Lucky for me, the warmish winter means that bed preparation can start in early April, since the ground is not that frozen - and I actually busted out some short-sleeved shirts while I did it!
A combination of activities has been taking place - adding horse manure from the neighbor's horses, compost (from Tuthill Farms in Whitmore Lake), a fertilizer mix (a variety of ground-up rock, kelp, and seedmeal), and wood ash from our woodstove to the beds. After all the amendments are added, I then stomp a pitchfork into the ground and lift it a bit to loosen up the soil and allow those amendments to work themselves a little deeper into the ground. Then, after all of that is done, I use the rotary harrow attachment on my two-wheel tractor to mix it all in and make the bed smooth and flat (or as smooth and flat as it can be with clumps of clay in it).
You might have noticed that my "soil" looks suspiciously like clay. That's because it is. Most of where I have been growing was decimated during our house construction, when not only was the clay excavated from our basement spread around on the fields, the clay from the septic tank drainfield was as well. And even though the topsoil was supposedly spread back on top, it didn't seem to survive the excavation to bury our geothermal loops. So....I shovel. A. Lot. I add organic matter however I can, and eventually, I hope to make these field beds as dark and rich as the garden beds I have been amending for 9 years.

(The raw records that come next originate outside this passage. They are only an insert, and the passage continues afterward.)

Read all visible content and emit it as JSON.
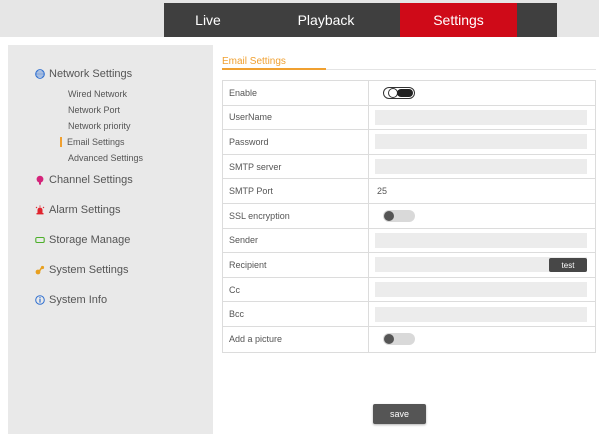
{
  "topnav": {
    "tabs": [
      {
        "label": "Live"
      },
      {
        "label": "Playback"
      },
      {
        "label": "Settings",
        "active": true
      }
    ],
    "accent_color": "#cf0a18"
  },
  "sidebar": {
    "network": {
      "label": "Network Settings",
      "icon": "network-icon",
      "items": [
        {
          "label": "Wired Network"
        },
        {
          "label": "Network Port"
        },
        {
          "label": "Network priority"
        },
        {
          "label": "Email Settings",
          "active": true
        },
        {
          "label": "Advanced Settings"
        }
      ]
    },
    "channel": {
      "label": "Channel Settings",
      "icon": "channel-icon"
    },
    "alarm": {
      "label": "Alarm Settings",
      "icon": "alarm-icon"
    },
    "storage": {
      "label": "Storage Manage",
      "icon": "storage-icon"
    },
    "system": {
      "label": "System Settings",
      "icon": "system-icon"
    },
    "info": {
      "label": "System Info",
      "icon": "info-icon"
    }
  },
  "main": {
    "title": "Email Settings",
    "accent_color": "#f0a030",
    "fields": {
      "enable": {
        "label": "Enable",
        "state": "on"
      },
      "username": {
        "label": "UserName",
        "value": ""
      },
      "password": {
        "label": "Password",
        "value": ""
      },
      "smtp_server": {
        "label": "SMTP server",
        "value": ""
      },
      "smtp_port": {
        "label": "SMTP Port",
        "value": "25"
      },
      "ssl": {
        "label": "SSL encryption",
        "state": "off"
      },
      "sender": {
        "label": "Sender",
        "value": ""
      },
      "recipient": {
        "label": "Recipient",
        "value": "",
        "test_label": "test"
      },
      "cc": {
        "label": "Cc",
        "value": ""
      },
      "bcc": {
        "label": "Bcc",
        "value": ""
      },
      "add_picture": {
        "label": "Add a picture",
        "state": "off"
      }
    },
    "save_label": "save"
  }
}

Oh, and after all this was done, I put wood chips in between the rows. This suppresses weeds, gives me a nice path to walk on, and make worms and fungi happy. They break down the wood chips in the process, which builds the soil too.
Plants from the solanceae family - potatoes, tomatoes, eggplants, etc. are not supposed to be grown in the same place for at least 3 years. This is meant to break pest and diseases cycles, which can hang around in the soil. Since tomatoes and potatoes are some of my favorite things to eat (and grow), I find myself making new beds on a regular basis, just to rotate them around to new ground. This ground should have been prepped in the fall. But it wasn't. As is so common for this venture...what can be put off 'Till Tomorrow is. Until it can't be anymore.